Our system is currently receiving metric, log, and incident data from different sources. In the examples below, we will focus on Elasticsearch and TradeHub.
Scenario
An issue occurred in which an LDAP server had been taken out of service, but ElasticSearch had a cached connection to this server. This cached connection caused a “401 Unauthorized” error that would manifest itself in an inability to log in.
Post-mortem
On June 5th, 2019, 3 or 4 reports of a failure to log in were received. Refreshing the browser allowed the log-in to occur (based on being connected to a different Kibana server upon refresh). Around the same time, the team also noticed some errors on a rest plugin. This plugin was removed from the LTM and was thought to be the source of the log-in issues.

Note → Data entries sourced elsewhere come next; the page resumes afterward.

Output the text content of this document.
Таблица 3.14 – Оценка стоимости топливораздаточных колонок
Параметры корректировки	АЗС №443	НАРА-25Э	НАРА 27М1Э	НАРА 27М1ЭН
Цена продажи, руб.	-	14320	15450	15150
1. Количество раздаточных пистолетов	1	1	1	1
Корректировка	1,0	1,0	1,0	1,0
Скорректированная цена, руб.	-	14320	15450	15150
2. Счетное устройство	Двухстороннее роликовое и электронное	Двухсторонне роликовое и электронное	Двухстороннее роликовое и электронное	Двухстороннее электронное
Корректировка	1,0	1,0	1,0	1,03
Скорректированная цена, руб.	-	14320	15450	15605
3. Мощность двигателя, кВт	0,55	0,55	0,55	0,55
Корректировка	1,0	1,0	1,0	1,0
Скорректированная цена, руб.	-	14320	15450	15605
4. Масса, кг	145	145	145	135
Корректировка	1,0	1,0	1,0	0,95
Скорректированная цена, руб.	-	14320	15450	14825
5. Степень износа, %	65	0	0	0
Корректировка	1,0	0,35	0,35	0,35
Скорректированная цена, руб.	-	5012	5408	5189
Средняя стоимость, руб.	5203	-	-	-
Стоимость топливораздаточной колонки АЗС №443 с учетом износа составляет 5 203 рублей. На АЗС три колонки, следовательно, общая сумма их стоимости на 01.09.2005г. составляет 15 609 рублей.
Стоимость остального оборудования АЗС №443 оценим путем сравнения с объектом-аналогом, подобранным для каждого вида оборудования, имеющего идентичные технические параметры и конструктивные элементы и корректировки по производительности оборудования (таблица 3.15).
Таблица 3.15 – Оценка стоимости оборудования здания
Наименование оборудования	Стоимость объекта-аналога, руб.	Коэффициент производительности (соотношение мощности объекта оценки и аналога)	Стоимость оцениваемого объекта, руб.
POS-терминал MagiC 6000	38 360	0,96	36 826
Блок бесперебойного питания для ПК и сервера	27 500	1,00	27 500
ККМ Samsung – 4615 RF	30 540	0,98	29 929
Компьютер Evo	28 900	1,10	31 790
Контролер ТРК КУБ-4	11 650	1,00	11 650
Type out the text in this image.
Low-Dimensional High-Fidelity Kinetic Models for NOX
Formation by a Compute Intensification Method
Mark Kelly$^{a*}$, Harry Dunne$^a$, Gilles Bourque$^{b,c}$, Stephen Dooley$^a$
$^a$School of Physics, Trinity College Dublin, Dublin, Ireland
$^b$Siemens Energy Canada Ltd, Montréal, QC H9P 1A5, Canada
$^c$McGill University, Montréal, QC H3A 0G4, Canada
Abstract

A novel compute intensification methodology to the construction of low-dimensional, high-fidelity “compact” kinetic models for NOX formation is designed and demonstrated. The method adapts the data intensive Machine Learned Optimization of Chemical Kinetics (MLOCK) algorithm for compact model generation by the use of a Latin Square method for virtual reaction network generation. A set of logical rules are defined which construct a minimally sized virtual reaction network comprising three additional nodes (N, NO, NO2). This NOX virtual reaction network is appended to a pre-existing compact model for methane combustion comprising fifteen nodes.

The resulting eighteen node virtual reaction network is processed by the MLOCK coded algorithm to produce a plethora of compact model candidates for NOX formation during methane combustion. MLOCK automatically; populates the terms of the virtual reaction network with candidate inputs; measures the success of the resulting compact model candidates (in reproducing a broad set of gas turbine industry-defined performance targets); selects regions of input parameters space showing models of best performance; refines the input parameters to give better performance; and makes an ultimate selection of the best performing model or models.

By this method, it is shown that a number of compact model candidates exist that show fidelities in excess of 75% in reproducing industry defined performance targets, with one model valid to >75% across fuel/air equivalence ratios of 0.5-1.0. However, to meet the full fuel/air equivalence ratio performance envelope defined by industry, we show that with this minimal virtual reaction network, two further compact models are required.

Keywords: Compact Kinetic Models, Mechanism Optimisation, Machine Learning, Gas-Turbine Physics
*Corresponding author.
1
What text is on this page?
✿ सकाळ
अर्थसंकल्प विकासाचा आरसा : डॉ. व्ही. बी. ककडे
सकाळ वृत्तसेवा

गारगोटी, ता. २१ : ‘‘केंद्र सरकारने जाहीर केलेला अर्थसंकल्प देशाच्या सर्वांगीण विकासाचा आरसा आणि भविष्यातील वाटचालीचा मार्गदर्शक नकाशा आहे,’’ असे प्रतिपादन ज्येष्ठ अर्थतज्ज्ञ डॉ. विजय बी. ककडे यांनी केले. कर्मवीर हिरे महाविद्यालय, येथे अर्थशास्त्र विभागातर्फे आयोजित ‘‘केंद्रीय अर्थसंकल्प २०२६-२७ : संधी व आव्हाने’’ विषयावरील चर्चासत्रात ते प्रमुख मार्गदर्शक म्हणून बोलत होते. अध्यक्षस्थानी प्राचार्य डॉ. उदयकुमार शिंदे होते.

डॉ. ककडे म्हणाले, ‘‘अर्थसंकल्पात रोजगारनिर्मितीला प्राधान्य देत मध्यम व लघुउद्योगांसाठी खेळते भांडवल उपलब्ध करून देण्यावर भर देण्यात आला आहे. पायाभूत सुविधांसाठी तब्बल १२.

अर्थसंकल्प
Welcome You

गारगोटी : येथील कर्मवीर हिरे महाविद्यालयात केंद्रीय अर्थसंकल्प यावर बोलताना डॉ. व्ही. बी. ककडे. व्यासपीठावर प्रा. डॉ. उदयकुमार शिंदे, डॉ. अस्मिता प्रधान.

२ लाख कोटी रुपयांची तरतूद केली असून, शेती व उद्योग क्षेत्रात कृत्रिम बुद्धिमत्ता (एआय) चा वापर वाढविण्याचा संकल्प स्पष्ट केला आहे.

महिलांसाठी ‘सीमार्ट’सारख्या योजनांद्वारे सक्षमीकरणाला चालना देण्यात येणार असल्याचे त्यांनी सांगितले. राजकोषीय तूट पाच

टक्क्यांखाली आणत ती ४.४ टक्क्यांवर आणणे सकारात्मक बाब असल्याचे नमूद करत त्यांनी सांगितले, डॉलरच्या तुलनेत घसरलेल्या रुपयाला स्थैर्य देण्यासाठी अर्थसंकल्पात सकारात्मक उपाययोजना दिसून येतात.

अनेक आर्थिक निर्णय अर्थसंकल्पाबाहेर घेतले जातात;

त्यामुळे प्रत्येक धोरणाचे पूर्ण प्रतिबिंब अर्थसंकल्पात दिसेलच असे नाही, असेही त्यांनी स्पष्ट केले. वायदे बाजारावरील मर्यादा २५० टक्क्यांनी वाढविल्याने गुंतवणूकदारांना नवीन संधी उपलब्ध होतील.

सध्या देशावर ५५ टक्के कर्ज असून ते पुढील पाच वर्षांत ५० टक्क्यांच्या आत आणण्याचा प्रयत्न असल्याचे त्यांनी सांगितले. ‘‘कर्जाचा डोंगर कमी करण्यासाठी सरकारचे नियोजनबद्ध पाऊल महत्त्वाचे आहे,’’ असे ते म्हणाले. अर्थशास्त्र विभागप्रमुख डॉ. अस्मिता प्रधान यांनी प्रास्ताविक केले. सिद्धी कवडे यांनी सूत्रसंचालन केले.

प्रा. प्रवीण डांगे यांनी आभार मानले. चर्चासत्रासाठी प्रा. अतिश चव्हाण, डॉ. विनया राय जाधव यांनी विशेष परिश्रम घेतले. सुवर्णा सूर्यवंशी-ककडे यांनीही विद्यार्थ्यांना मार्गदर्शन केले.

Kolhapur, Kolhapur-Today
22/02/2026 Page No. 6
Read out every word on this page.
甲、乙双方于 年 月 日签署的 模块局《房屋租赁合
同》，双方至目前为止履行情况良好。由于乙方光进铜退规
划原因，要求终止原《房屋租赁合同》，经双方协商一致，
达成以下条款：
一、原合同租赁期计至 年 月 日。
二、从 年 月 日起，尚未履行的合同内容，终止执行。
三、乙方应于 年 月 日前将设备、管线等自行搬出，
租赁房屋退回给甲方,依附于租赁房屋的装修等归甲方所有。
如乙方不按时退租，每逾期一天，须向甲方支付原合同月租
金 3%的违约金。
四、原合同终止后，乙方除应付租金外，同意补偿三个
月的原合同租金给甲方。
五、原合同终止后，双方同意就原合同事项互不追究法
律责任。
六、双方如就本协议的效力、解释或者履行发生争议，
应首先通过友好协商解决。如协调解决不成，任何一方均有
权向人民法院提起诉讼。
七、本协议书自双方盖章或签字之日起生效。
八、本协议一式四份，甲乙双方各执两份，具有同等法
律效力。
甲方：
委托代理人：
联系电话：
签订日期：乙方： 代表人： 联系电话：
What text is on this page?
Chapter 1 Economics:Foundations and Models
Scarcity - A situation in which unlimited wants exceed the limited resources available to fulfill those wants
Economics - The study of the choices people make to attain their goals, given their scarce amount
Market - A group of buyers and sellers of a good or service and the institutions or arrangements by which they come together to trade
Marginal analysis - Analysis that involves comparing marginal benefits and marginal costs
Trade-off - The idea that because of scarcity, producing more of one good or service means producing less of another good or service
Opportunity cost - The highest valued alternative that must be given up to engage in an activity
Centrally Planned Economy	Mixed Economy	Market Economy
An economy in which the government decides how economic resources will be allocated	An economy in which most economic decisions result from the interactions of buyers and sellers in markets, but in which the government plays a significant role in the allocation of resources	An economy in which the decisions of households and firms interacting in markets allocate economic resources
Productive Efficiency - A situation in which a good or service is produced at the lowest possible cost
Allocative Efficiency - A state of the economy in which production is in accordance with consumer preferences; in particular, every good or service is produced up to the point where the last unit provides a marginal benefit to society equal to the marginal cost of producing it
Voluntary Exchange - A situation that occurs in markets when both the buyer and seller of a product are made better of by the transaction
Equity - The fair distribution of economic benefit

On June 6th at ~ 10 AM Central, more reports had come in. Customers sent an email to the IT team, reporting that they could not log into Kibana. At this point, it was evident that what was done the day before did not fix the problem. The team then searched through logs and found an exception. Once the exception is seen, the engineer tried to ping the server. When the ping failed, other elastic servers were checked to see if they are having issues with this IP address. After this, the LDAP team was contacted, and it was found that the IP address that was being pinged was taken out of service. Once this was confirmed, ElasticSearch was restarted to clear cached connections; ultimately resolving the issue.
Our Solution
On June 5th, at ~10 AM Central, InsightFinder identified a log that had never been seen before and thus added a new pattern to the Global View. This log happens to be an LDAP exception in the Logs and is identified as a Whitelist event as well since this log contains the word “fail.”
All anomalies are given an anomaly score that helps to show the user how serious an anomaly may be. In this example, the LDAPException New Pattern has been given a high Anomaly Score of 360, because it is indeed a newly identified pattern, and the system has also seen this log come through 9 times already. Based on this Anomaly Score, the box on the Global view is colored red to indicate to the user that attention is needed.
When hovering the mouse over the Timeline on the Global View, a context box will appear with a brief breakdown of the anomalies identified at that time.
When selecting the “Click for details” button, we are taken to the Events page where we are given much more information about this log, including its actual content.
Here we can see that an exception has been thrown due to an inability to connect to a server with IP address:
Results
If InsightFinder had been used in the problem management workflow, the connection issues with the LDAP server would have been identified and localized 24 hours before the team found it in this scenario; before impacting users. In this case, the team would have had everything they needed to resolve the issue without the reports from users, or the time and effort that was spent to find and dig through logs for exceptions.